Shop around for a lower rate
Consumers should be aware that prices for the insurance policies can vary widely from one carrier to another, says Slome. The survey done by his Westlake Village, Calif.-based trade group found that in some cases, the price difference was as wide as 132 percent. Slome says the plans are exactly the same but some insurers charge more than others, so shopping around is the first step if you want to spend less on long-term care insurance.
Streamline your coverage
With auto insurance, you can pay less by dropping some types of coverage, such as collision. In a similar fashion, you can cut the cost of long-term care insurance by streamlining your policy.
For example, long-term care insurance can offer options to protect against inflation, so that the policy you buy today will keep up with the rising costs of care. If you believe your income and savings will be able to handle the cost increases, Hebrank says eliminating inflation protection from your long-term care policy can cut the premium in half.
Be willing to move
Another way to lower your coverage costs: Plan to go to a cheaper area if you need care. Maybe you live in New York, where health care costs are high, but your children reside in Georgia, where care costs less. Hebrank says you can decide that you will travel to Georgia if you need long-term care and buy an insurance policy offering a lower daily benefit. “If you cut your daily benefit in half, then generally you cut the price of the policy in half,” says Hebrank.
Pass on a lifetime policy
Reducing the possible length of your long-term insurance benefits also can save you big.

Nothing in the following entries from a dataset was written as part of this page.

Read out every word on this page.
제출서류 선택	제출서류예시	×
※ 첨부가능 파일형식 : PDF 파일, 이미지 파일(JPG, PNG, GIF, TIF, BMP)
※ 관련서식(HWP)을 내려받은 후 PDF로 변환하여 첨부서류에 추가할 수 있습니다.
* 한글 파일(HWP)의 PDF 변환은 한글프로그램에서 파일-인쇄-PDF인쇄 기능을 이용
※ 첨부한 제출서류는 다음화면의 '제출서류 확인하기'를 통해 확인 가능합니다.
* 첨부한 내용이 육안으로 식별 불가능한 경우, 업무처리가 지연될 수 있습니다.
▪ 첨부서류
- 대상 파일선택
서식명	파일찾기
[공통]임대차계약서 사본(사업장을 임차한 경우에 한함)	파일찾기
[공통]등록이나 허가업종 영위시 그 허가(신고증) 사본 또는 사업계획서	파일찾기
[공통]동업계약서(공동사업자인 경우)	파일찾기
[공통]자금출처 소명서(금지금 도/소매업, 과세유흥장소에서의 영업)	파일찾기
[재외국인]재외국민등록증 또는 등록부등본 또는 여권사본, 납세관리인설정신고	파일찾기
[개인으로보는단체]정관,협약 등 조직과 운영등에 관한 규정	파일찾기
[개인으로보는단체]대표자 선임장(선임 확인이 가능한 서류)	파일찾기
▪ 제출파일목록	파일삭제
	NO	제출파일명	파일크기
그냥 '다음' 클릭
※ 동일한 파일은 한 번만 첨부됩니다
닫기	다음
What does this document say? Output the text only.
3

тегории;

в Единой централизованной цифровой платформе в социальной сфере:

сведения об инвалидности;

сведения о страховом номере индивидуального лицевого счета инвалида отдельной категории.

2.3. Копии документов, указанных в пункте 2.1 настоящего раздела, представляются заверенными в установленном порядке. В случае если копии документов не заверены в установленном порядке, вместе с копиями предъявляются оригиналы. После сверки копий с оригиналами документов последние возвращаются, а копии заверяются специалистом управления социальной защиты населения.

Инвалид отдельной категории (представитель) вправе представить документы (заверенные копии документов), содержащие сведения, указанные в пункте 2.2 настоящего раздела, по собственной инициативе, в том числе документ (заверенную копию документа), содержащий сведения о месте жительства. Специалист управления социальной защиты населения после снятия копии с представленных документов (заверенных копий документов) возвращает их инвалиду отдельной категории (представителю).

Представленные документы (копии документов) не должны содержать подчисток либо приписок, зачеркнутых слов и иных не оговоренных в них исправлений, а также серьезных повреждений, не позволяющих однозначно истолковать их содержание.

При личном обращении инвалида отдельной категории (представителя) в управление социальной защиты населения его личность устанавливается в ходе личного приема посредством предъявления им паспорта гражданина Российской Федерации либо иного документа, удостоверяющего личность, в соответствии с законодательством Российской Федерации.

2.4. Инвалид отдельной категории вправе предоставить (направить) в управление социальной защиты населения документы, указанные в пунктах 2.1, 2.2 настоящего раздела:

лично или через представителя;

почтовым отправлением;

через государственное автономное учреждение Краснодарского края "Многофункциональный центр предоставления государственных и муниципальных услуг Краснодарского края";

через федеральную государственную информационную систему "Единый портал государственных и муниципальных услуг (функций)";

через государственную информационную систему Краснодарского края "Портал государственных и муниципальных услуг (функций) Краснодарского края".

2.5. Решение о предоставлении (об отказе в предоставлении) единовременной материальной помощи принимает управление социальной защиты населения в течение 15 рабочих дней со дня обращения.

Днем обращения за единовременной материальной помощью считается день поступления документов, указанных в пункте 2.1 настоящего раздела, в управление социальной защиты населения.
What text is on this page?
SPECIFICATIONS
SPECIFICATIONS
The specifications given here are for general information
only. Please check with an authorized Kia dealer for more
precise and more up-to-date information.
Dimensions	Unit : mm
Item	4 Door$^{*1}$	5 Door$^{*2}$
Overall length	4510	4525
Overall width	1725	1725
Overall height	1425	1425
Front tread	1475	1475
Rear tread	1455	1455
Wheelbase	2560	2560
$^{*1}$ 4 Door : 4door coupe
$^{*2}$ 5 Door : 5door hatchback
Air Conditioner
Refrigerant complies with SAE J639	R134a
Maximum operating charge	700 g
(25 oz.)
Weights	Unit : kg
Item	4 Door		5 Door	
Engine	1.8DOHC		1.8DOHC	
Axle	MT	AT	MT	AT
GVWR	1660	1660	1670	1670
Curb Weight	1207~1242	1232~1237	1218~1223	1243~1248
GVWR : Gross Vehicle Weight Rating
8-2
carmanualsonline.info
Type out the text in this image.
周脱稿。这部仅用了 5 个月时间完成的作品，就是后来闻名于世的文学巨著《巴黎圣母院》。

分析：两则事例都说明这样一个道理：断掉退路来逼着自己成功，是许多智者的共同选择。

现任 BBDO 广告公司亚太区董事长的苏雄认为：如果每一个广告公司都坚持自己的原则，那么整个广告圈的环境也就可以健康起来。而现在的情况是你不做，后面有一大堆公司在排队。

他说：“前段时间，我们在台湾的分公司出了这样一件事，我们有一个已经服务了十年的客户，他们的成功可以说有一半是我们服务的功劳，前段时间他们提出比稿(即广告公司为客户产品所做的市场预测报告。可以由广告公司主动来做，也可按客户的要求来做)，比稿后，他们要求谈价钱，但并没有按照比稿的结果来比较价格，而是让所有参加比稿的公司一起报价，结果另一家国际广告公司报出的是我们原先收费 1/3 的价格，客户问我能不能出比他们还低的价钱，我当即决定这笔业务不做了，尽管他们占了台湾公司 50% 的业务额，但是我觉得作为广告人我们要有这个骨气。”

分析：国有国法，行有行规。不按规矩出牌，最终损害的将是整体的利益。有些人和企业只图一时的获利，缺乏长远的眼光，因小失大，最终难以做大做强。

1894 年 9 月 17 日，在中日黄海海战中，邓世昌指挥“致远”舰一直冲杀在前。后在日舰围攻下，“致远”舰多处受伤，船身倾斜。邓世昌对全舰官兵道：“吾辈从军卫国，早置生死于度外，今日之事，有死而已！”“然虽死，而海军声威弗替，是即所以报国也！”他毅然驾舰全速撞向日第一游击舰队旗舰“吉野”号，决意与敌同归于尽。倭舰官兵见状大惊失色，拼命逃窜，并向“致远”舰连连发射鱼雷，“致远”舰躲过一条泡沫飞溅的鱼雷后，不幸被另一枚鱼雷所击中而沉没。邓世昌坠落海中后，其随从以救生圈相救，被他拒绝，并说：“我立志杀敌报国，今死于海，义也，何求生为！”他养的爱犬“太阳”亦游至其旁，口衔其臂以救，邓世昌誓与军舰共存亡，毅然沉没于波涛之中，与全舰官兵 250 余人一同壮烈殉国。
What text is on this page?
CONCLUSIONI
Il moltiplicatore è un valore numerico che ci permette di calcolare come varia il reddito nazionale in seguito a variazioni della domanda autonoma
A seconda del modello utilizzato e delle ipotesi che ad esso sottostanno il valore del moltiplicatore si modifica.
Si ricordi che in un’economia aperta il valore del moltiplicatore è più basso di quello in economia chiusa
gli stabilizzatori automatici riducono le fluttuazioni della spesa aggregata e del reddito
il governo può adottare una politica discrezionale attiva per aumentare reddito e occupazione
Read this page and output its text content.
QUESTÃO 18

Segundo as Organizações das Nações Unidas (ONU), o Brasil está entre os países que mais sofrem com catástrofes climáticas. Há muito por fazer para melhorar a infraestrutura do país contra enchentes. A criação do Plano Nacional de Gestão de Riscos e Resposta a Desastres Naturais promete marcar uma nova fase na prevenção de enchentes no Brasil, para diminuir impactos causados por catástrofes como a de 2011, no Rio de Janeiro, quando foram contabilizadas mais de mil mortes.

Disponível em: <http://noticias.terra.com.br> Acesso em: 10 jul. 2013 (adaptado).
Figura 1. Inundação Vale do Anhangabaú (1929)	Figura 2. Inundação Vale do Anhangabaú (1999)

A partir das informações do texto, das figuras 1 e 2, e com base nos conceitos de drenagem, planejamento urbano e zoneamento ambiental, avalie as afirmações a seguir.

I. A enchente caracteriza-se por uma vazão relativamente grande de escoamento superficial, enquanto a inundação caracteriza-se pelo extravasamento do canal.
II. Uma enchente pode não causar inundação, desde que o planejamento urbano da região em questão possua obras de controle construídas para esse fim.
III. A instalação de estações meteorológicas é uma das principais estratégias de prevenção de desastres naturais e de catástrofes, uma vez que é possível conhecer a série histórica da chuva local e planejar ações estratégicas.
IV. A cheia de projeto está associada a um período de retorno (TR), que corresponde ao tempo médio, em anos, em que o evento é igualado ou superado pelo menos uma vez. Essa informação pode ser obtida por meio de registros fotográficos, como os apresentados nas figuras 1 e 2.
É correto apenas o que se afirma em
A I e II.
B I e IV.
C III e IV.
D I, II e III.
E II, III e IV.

A policy that would pay for up to five years of care will save you as much as 27 percent annually compared to an unlimited plan, while a policy that pays for three years would save as much as 39 percent, Slome says. Long-term care is used an average of three years, according to the U.S. Department of Health and Human Services.
Married couples can save through what is known in the industry as a “shared care plan.” For example, if each spouse buys a three-year plan, they can share the six years of coverage. One spouse may need two years of care, leaving four years of coverage for the other. If one dies, the benefits carry over to the surviving spouse, says Slome.
Extend the waiting period
In the same way that health insurance premiums can be reduced with a high deductible, long-term care insurance can allow you to enjoy a lower rate by opting for a longer period of paying the bills on your own before your coverage kicks in. While the majority of people get long-term insurance with a 90-day wait (also called an “elimination period”), you’ll pay less each month if you can go longer. The size of your savings will vary from carrier to carrier, says Hebrank.
Get it while you’re younger
When it comes to long-term care insurance, there’s one glaring catch. You probably won’t need the coverage until you are older, but wait too long to buy it and you will pay a fortune — if you are even eligible at all. The older you are, the greater likelihood that your health will suffer, increasing the chance that an insurer could reject you outright because of pre-existing conditions. That’s why experts say to consider buying coverage beginning in your early 50s.
“It’s much more affordable the younger you are and the healthier you are,” says Sara Polinsky, a Sherman Oaks, Calif., estate planning and elder law attorney. She adds that many children of her elder clients take a look at how expensive long-term insurance is for parents who procrastinated “and then turn right around and buy long-term care insurance so they don’t have to worry about it as they get older.”